Summarise the Daily Benchmark results

You can get a breakdown of the average response times for a result set by doing:

OUTPUT_DIR="outputs/daily-test" \
OUTPUT_DATE="2020-01-01" \
pipenv run python -m scripts.get_summary

This will output something like:

2020-01-01
---
Percentile Averages:
50th: 92ms
90th: 252ms
95th: 320ms
99th: 467ms
99.9th: 664ms
---
GETs (99th): 466ms
POSTs (99th): 467ms
---
Total Requests: 307,207
Total Failures: 0
Error Percentage: 0.0%

If OUTPUT_DATE is not provided, then it will output a summary for all results within the provided directory.

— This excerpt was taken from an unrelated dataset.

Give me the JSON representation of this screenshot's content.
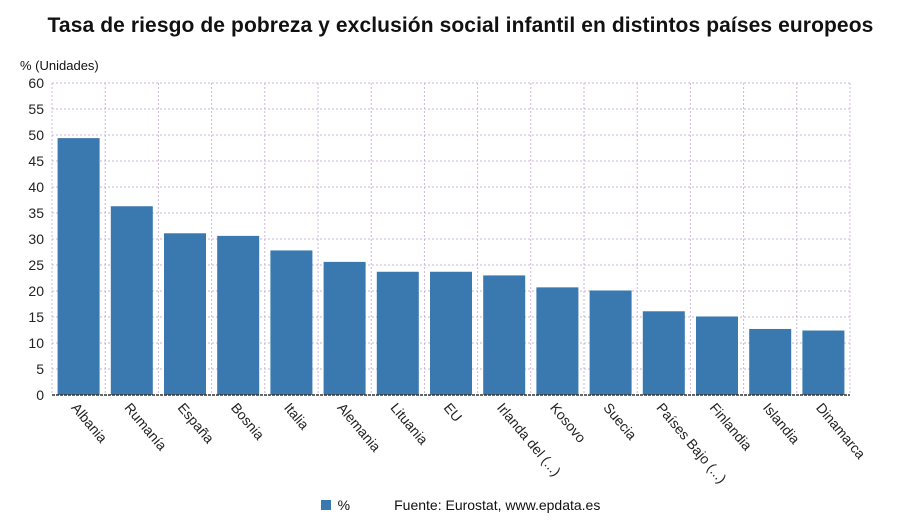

Summarise the Stress Test results:

To get a breakdown of results for a stress test use the get_aggregated_summary script. This accepts a folder containing results as a parameter, and will provide aggregate totals at the folder level:

OUTPUT_DIR="outputs/stress-test" pipenv run python -m scripts.get_aggregated_summary

This will output something like:

---
Percentile Averages:
50th: 76ms
90th: 147ms
95th: 177ms
99th: 254ms
99.9th: 372ms
---
GETs (99th): 235ms
POSTs (99th): 273ms
---
Total Requests: 3,209,821
Total Failures: 0
Error Percentage: 0.0%

Run the Visualise Results script

The visualise_results script will run against any benchmark results stored in the directory that is passed as an environment variable to the script. Optionally, you can also specify the number of days to visualise the results for.

For example, to visualise results for the last 7 days:

OUTPUT_DIR="outputs/daily-test" \
NUMBER_OF_DAYS="7" \
pipenv run python -m scripts.visualise_results

A line chart will be generated and saved as performance_graph.png.

Future Improvements

  • Allow rerunning a test using the original timings rather than a random wait time between GET requests.
  • Customisable HAR filters to allow this project to be used for other websites.
  • Standardise method to saturate server or a benchmark format.